BUFFALO — Five academics from New York’s University at Buffalo were ordered to leave Russia after authorities there determined they had violated their tourist visas by giving a lecture, the university said last week.
The two School of Management faculty members, two staffers and one alumna arrived back in the United States on Thursday following what was to have been a routine visit to the Moscow Polytechnic University.
Instead, the delegation was detained for several hours Dec. 9 in what the University at Buffalo said was an apparent misunderstanding between the travelers and the Russian institution.
“The (UB) faculty and staff viewed it as an open discussion but it appears the Russian university interpreted it as a formal lecture,” a statement from UB said.
The Soviet District Court of Ryazan, about 100 miles (160 kilometers) southeast of Moscow, determined such a lecture did not correspond with the declared purpose of their visit to Russia, Buffalo said.
The group was fined and left the country Dec. 11 in what the court termed an “administrative expulsion in the form of a controlled independent exit,” according to Buffalo.
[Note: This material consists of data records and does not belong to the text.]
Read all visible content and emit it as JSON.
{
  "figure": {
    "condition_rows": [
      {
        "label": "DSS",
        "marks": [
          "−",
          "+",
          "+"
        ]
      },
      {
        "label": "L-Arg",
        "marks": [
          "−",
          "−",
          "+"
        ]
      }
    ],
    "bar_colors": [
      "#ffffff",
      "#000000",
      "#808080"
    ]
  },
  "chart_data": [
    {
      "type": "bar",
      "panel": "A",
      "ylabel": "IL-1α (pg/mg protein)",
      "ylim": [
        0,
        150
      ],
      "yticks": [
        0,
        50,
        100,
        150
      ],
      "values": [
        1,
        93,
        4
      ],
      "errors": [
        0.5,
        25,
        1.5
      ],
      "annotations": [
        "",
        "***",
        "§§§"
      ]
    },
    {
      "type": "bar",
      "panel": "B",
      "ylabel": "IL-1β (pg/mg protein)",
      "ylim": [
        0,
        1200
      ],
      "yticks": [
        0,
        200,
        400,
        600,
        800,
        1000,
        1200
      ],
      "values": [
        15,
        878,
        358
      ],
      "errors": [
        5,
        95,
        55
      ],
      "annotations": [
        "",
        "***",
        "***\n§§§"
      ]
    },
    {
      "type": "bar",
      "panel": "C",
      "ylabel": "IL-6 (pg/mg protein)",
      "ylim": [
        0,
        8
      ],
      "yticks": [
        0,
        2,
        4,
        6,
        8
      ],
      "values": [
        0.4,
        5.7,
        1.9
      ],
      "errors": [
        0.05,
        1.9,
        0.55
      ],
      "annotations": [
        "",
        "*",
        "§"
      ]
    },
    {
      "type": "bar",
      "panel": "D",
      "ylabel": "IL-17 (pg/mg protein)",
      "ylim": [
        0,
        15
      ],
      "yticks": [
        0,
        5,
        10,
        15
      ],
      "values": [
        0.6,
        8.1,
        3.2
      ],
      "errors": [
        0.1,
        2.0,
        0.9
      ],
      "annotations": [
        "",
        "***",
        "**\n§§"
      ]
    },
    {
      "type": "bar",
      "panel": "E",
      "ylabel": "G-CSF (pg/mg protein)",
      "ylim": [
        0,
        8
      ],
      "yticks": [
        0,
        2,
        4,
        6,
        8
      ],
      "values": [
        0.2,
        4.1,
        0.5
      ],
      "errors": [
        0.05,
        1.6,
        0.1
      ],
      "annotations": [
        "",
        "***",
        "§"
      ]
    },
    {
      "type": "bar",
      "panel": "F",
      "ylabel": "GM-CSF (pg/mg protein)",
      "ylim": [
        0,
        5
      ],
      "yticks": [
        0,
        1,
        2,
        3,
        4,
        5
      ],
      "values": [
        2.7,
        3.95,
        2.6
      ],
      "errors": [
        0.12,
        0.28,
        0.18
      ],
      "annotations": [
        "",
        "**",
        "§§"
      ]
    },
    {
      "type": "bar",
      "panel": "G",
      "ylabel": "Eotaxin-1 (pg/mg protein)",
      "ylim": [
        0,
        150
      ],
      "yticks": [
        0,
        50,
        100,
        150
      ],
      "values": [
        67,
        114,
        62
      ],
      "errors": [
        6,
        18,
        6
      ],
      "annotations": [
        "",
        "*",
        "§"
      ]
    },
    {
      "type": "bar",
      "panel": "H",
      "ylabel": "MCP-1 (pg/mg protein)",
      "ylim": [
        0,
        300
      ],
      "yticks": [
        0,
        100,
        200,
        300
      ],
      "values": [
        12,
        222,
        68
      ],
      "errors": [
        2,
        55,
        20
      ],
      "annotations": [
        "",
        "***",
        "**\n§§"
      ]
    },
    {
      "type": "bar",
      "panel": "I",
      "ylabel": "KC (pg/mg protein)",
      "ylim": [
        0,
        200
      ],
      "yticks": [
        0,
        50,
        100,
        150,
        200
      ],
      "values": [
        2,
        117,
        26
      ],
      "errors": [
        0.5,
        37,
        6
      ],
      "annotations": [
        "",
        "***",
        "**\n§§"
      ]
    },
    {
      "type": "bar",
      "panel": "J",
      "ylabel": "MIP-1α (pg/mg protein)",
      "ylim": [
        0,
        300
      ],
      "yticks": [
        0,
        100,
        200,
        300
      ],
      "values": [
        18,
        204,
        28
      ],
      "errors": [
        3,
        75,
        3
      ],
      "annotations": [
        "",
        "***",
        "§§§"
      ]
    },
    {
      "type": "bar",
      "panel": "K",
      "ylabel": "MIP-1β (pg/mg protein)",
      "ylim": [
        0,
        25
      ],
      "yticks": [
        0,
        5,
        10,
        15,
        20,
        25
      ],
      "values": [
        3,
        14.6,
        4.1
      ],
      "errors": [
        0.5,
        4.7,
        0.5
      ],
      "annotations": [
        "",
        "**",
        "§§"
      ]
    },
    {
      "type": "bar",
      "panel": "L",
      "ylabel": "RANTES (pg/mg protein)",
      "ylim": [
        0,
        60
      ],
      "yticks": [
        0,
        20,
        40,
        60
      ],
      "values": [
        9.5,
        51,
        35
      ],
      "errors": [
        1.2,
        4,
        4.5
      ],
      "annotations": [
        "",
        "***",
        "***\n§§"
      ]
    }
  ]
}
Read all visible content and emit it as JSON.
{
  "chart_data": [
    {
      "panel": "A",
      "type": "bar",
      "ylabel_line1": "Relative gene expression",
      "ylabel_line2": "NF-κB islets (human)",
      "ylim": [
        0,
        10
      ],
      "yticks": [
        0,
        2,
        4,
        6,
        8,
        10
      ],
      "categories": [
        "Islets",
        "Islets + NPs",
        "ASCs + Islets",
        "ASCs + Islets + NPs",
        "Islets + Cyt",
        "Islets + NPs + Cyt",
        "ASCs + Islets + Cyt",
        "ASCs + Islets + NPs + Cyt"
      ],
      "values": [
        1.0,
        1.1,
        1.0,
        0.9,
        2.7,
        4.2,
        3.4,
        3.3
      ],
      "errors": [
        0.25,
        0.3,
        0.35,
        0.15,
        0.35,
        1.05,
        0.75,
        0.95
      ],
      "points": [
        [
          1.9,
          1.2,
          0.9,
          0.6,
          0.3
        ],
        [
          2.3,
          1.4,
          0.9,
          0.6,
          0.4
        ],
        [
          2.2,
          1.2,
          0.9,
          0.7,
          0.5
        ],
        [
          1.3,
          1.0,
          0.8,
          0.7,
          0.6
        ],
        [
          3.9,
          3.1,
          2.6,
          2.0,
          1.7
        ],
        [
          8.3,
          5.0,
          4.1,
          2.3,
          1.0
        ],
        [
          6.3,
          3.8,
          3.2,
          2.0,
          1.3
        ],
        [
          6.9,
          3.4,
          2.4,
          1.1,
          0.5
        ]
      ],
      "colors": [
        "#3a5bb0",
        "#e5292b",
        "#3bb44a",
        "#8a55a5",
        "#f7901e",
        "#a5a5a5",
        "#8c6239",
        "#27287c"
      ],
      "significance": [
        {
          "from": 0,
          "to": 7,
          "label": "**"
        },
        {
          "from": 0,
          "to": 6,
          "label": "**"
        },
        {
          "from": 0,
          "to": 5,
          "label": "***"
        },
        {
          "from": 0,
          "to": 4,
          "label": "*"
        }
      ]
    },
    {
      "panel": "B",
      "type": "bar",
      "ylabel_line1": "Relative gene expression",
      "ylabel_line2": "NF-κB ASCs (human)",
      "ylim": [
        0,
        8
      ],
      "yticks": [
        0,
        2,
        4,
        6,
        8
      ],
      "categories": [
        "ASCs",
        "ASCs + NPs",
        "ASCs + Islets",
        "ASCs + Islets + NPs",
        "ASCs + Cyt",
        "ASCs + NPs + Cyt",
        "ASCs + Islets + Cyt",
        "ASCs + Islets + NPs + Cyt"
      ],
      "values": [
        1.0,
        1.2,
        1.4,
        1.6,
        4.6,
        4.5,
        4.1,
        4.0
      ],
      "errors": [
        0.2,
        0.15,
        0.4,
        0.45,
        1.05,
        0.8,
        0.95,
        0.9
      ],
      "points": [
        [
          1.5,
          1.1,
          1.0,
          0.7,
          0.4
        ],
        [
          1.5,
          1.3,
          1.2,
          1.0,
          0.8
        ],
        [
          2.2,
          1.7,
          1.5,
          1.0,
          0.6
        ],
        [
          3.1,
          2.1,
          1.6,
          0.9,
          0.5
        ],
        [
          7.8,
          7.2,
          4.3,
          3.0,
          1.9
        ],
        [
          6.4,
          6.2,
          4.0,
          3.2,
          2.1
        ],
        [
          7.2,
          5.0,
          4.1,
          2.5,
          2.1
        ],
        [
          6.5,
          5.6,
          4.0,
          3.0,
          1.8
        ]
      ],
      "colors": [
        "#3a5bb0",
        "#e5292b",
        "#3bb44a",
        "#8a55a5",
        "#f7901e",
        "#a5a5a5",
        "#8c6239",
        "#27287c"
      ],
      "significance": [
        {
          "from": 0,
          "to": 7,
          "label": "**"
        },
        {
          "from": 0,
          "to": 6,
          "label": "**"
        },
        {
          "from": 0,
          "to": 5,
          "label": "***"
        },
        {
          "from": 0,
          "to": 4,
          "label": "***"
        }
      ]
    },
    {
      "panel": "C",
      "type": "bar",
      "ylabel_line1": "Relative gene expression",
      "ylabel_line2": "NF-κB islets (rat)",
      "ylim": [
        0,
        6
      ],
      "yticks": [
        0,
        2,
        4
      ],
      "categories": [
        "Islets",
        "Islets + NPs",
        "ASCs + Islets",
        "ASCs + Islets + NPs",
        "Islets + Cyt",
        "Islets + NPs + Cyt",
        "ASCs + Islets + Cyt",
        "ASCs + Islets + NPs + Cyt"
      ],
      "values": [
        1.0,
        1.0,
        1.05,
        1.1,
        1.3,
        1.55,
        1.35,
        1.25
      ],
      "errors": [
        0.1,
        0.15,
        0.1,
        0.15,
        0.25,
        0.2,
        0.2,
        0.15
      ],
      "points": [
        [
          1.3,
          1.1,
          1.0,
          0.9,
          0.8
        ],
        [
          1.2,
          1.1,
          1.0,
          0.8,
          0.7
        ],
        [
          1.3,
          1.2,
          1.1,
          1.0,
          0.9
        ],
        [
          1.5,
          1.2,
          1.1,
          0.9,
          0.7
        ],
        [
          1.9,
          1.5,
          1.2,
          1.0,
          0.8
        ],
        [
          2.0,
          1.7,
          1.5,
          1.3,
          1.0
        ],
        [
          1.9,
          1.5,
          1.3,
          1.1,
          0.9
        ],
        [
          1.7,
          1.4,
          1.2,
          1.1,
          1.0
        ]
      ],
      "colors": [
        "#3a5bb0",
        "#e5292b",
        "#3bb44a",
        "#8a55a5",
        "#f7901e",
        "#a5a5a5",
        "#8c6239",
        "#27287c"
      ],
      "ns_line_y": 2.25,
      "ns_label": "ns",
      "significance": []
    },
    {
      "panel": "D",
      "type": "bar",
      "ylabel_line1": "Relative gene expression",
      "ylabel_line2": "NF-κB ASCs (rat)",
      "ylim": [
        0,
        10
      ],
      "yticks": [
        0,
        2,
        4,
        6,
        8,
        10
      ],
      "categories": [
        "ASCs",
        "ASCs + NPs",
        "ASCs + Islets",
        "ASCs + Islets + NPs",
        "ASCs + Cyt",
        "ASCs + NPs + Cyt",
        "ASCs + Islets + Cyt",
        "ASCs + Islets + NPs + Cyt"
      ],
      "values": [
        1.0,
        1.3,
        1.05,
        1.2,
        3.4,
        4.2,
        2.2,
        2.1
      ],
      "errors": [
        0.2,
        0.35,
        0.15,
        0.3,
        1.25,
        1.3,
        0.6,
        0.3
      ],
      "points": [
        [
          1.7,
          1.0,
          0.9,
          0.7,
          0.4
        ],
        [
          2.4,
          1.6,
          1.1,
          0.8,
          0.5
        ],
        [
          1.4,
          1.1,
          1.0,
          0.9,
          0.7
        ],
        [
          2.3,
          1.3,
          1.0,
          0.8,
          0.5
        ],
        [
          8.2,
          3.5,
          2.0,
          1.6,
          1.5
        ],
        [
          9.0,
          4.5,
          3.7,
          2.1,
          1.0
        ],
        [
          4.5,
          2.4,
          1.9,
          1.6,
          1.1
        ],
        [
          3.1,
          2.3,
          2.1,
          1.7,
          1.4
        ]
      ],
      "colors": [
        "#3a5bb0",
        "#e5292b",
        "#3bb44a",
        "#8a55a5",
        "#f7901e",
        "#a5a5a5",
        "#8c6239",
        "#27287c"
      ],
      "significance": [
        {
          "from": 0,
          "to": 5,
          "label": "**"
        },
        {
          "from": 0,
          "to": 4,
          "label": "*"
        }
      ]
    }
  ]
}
“Faculty and staff often travel abroad on research trips, or to present at conferences, and this kind of situation is one that all of us in higher education dread,” said Frederick Kowal, president of the United University Professions, the union representing State University of New York faculty.
“We are grateful to the U.S. embassy in Russia for its help in securing the release of our colleagues,” Kowal said.
The University at Buffalo said that the trip aligned with the School of Management’s goal of deepening its understanding of global business and that tourist visas are commonly used for such overseas visits.